There are many ways to automate the process of detecting outliers, using either statistical data science methods with standard deviations, interquartile range, normal distribution, or by some machine learning methods, like clustering.
Even though these techniques help automate this process, I encourage you to do the manual analysis before automating it in order to guarantee that the data and the method you plan to use will remove the outliers properly. We looked at the different ways to find outliers in the data, which plays an essential role in the process.
As we saw previously, some measures are highly affected by outliers. Some models are very sensitive to outliers, while others are not. So depending on the model in use, it’s necessary to treat the data correctly.
Other Tools and Techniques
Using Automated Processes to Do a Pre-Exploratory Data Analysis
As we’ve discussed, there are many techniques and ways to do Exploratory Data Analysis to understand how the data is structured. The EDA is a manual process that helps you fully understand the data, its distribution, and the presence or absence of outliers. However, some packages automate the Exploratory Data Analysis for you.
For those who know Python, the two most common libraries are pandas-profiling and sweetviz. These tools provide helpful information about the data and cover some of the topics discussed in this article. Nevertheless, I strongly recommend only using tools like these as an initial analysis to get an overview of the data before applying what is covered here manually.
To summarize, the Exploratory Data Analysis phase helps you gain more knowledge about the domain and prevent potential issues from occurring. Once the analysis is complete, you will find that some data may be fixed or ignored. The model will not be built using all variables, either because some variables are irrelevant or because one variable has a high correlation with another.
Additionally, you will know in advance the distribution of your data and the existence or non-existence of outliers, which can significantly impact the model you choose. With that, you will understand the data’s patterns and trends and gain valuable insights.
Also, it’s essential to highlight all findings you noticed from the Exploratory Data Analysis, the concerns and ideas for the given project that you got from the analysis, and all the work you will need to do in the preprocessing pipeline to train your model with adequate data. For those who want to get deeper into this topic, here are some book suggestions:
- Exploratory Data Analysis. John W.Tukey, 1977.

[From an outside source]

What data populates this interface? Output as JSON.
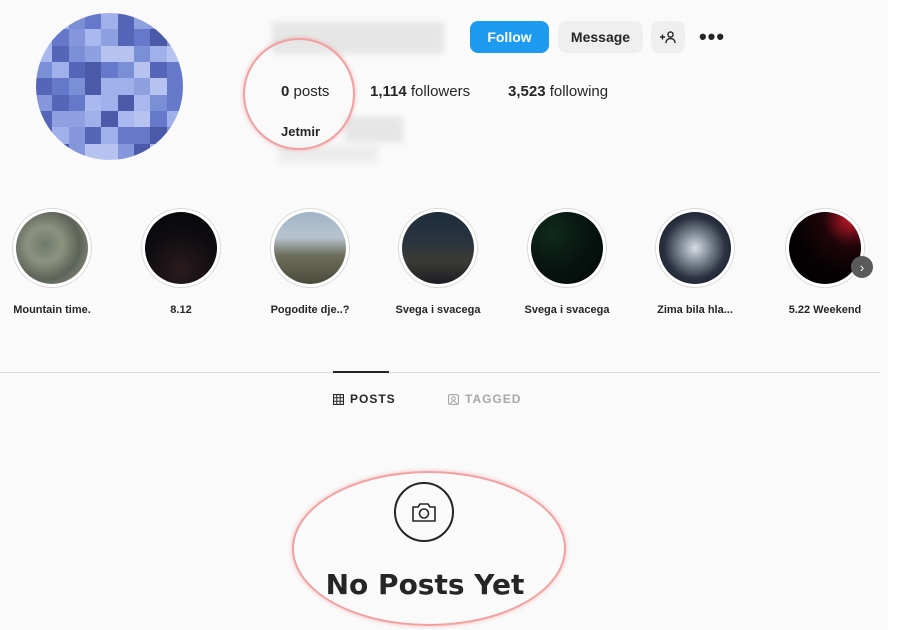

- Hands-On Exploratory Data Analysis with Python: Perform EDA techniques to understand, summarize, and investigate your data. Usman Ahmed & Suresh K. Mukhiya, 2020.
- Storytelling with Data: A Data Visualization Guide for Business Professionals. Cole N. Knaflic, 2015.
As a final note, keep in mind that this is a cyclic process that a data scientist should apply more than once in most cases. It’s important to frequently do this analysis with the data, even if you’ve done it in the past, because the data may change in the future, and new patterns, trends, and distributions can arise.